Now might be the time to admit it: You have a data problem. You’re surrounded by it. It’s flooded your desk, overwhelmed your hard drive and is piling up like floor-to-ceiling garbage in your consciousness. And you’re afraid to throw any of it away. “What if I need it one day? I invested in it, so it has to be worth keeping, right?” You’ve ended up in this cluttered mess, surrounded by information when all you really wanted is to be surrounded by answers.
You’re a data hoarder. But you are not alone and help is out there.
For the last couple of years, Big Data has been the fixation of every marketer struggling to understand its audience better, and for understandable reasons. We know the world of content is fractured. People consume wide, varied streams, from traditional TV to search engines, social networks and mobile apps.
And as their consumption footprints expand, marketers have responded by diversifying how they reach people and the way they measure those interactions. Marketers today spend so much time collecting every single real-time data metric (shopper data, digital data, social data, mobile data, etc.), but they easily lose sight of the true purpose for collecting all this information in the first place: to find insights that will help them be smarter and more efficient. The Big Data idea has been: “With this much info at our fingertips, marketers can’t lose.” But the reality is that Big Data is often a damn mess.
The truth is that more stuff does not make your house and life better, and more data does not make you smarter or provide more meaningful insights. Most marketers waste a lot energy collecting data that is not usable and would greatly benefit from a new Small Data strategy. It’s about efficient effort for maximum effect. Unless you have an army of Google statisticians at your disposal, why collect metrics that provide no real insight?
As a hoarder, you have the same problem every hoarder has—whether you are hoarding trash you collected from a dumpster or stockpiling metrics. You don’t know how to say, “Enough already.” What is the first thing professional organizers do in dealing with hoarders? They take assessment of the situation, create a plan of attack and begin throwing stuff out. You need to do the same.
Start backwards. Decide where you want to go before you even begin. A learning agenda is a great way to start—meaning, align your objectives with learning questions. Accept that there are always priorities when it comes to objectives, and if that list of “what’s important” includes everything and the kitchen sink, you are setting yourself up for failure.
Next, get your KPIs (key performance indicators) organized. Every objective you have can be measured through a wee list of KPIs. (Smoke, for example, is a pretty dependable KPI for fire.) If you feel the list is too small, that’s actually a sign you’re doing it right.
You may have a few metrics working together to create a KPI (engagement scores typically combine Facebook likes, Twitter impressions and social media engagement metrics divided by the number of unique visitors), and that’s OK as long as it is laddering up to one of your few objectives. You will be tempted to hoard data simply for the sake of collecting data, but if a metric exists that does not have a home, it is probably not worth measuring. Or worse, you may have forgotten an important objective which includes this metric. Keep the KPIs aligned with specific objectives, neatly and cleanly.

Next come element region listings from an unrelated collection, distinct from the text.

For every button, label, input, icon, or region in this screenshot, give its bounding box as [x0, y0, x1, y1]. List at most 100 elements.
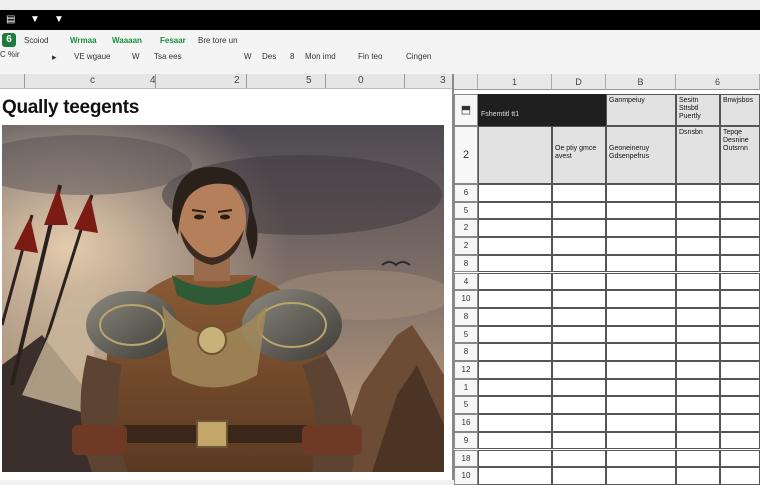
corner-cell[interactable] [454, 74, 478, 90]
grid-cell[interactable] [676, 184, 720, 202]
grid-cell[interactable] [720, 325, 760, 344]
grid-cell[interactable] [478, 254, 552, 273]
row-header[interactable]: 5 [454, 325, 478, 344]
grid-cell[interactable] [552, 254, 606, 273]
row-header[interactable]: 8 [454, 254, 478, 273]
grid-cell[interactable] [552, 378, 606, 397]
grid-cell[interactable] [552, 343, 606, 361]
ribbon-button[interactable]: Fin teo [358, 52, 382, 62]
row-header[interactable]: 10 [454, 290, 478, 308]
column-header[interactable]: D [552, 74, 606, 90]
grid-cell[interactable] [676, 254, 720, 273]
row-header[interactable]: 2 [454, 126, 478, 184]
header-cell[interactable]: Bnwjsbos [720, 94, 760, 126]
row-header[interactable]: 4 [454, 272, 478, 291]
grid-cell[interactable] [606, 361, 676, 379]
grid-cell[interactable] [478, 449, 552, 468]
grid-cell[interactable] [720, 254, 760, 273]
row-header[interactable]: 8 [454, 343, 478, 361]
ribbon-left-label[interactable]: C %ir [0, 50, 20, 59]
menu-icon[interactable]: ▤ [6, 14, 15, 26]
grid-cell[interactable] [606, 219, 676, 238]
grid-cell[interactable] [606, 325, 676, 344]
horizontal-ruler[interactable]: c 4 2 5 0 3 [0, 74, 452, 89]
grid-cell[interactable] [552, 201, 606, 220]
grid-cell[interactable] [552, 219, 606, 238]
ribbon-tab[interactable]: Bre tore un [198, 36, 238, 46]
grid-cell[interactable] [478, 467, 552, 485]
warrior-illustration[interactable] [2, 125, 444, 472]
grid-cell[interactable] [478, 290, 552, 308]
grid-cell[interactable] [676, 201, 720, 220]
document-page[interactable]: Qually teegents [0, 89, 452, 480]
row-header[interactable]: 6 [454, 184, 478, 202]
grid-cell[interactable] [552, 414, 606, 432]
grid-cell[interactable] [606, 307, 676, 326]
grid-cell[interactable] [478, 184, 552, 202]
grid-cell[interactable] [478, 431, 552, 450]
grid-cell[interactable] [676, 361, 720, 379]
document-title[interactable]: Qually teegents [2, 97, 139, 119]
grid-cell[interactable] [720, 201, 760, 220]
grid-cell[interactable] [720, 184, 760, 202]
grid-cell[interactable] [606, 272, 676, 291]
grid-cell[interactable] [552, 431, 606, 450]
grid-cell[interactable] [606, 449, 676, 468]
header-cell[interactable]: Ganmpeiuy [606, 94, 676, 126]
grid-cell[interactable] [720, 467, 760, 485]
grid-cell[interactable] [676, 325, 720, 344]
grid-cell[interactable] [552, 307, 606, 326]
grid-cell[interactable] [552, 449, 606, 468]
grid-cell[interactable] [720, 361, 760, 379]
row-header[interactable]: 5 [454, 396, 478, 415]
grid-cell[interactable] [720, 378, 760, 397]
ribbon-button[interactable]: W [132, 52, 140, 62]
row-header[interactable]: 1 [454, 378, 478, 397]
grid-cell[interactable] [720, 219, 760, 238]
row-header[interactable]: 16 [454, 414, 478, 432]
grid-cell[interactable] [606, 414, 676, 432]
ribbon-button[interactable]: 8 [290, 52, 294, 62]
grid-cell[interactable] [552, 361, 606, 379]
grid-cell[interactable] [676, 414, 720, 432]
row-header-selector[interactable]: ⬒ [454, 94, 478, 126]
grid-cell[interactable] [606, 467, 676, 485]
row-header[interactable]: 2 [454, 237, 478, 255]
grid-cell[interactable] [478, 414, 552, 432]
grid-cell[interactable] [606, 396, 676, 415]
grid-cell[interactable] [676, 431, 720, 450]
ribbon-button[interactable]: W [244, 52, 252, 62]
grid-cell[interactable] [606, 201, 676, 220]
row-header[interactable]: 5 [454, 201, 478, 220]
grid-cell[interactable] [720, 414, 760, 432]
grid-cell[interactable] [552, 325, 606, 344]
grid-cell[interactable] [606, 290, 676, 308]
grid-cell[interactable] [676, 467, 720, 485]
grid-cell[interactable] [478, 237, 552, 255]
grid-cell[interactable] [478, 325, 552, 344]
grid-cell[interactable] [478, 307, 552, 326]
grid-cell[interactable] [552, 237, 606, 255]
row-header[interactable]: 8 [454, 307, 478, 326]
grid-cell[interactable] [478, 343, 552, 361]
grid-cell[interactable] [720, 343, 760, 361]
grid-cell[interactable] [552, 467, 606, 485]
header-cell-dark[interactable]: Fshemtitl tt1 [478, 94, 606, 126]
ribbon-button[interactable]: VE wgaue [74, 52, 110, 62]
grid-cell[interactable] [606, 237, 676, 255]
grid-cell[interactable] [606, 378, 676, 397]
ribbon-button[interactable]: Tsa ees [154, 52, 182, 62]
column-header[interactable]: B [606, 74, 676, 90]
row-header[interactable]: 12 [454, 361, 478, 379]
grid-cell[interactable] [720, 272, 760, 291]
ribbon-button[interactable]: Mon imd [305, 52, 336, 62]
grid-cell[interactable] [676, 219, 720, 238]
grid-cell[interactable] [720, 290, 760, 308]
grid-cell[interactable] [478, 396, 552, 415]
dropdown-icon[interactable]: ▼ [30, 14, 40, 26]
row-header[interactable]: 18 [454, 449, 478, 468]
play-icon[interactable]: ▸ [52, 52, 57, 63]
header-cell[interactable]: Dsnsbn [676, 126, 720, 184]
ribbon-button[interactable]: Des [262, 52, 276, 62]
header-cell[interactable]: Tepqe Desnine Outsrnn [720, 126, 760, 184]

Big Data might be OK if you have resources, expertise and time lines to properly mine multiple sources of data, process those data points, and integrate and refine them into insights. But try to give yourself a little intervention here to look for hoarding tendencies.
Look at yourself in the mirror and ask if you really have this luxury of maintaining a Big Data approach under compressed deadlines. A Small Data strategy is powerful in its simplicity and effectiveness.
Small works. Time to clean up your act.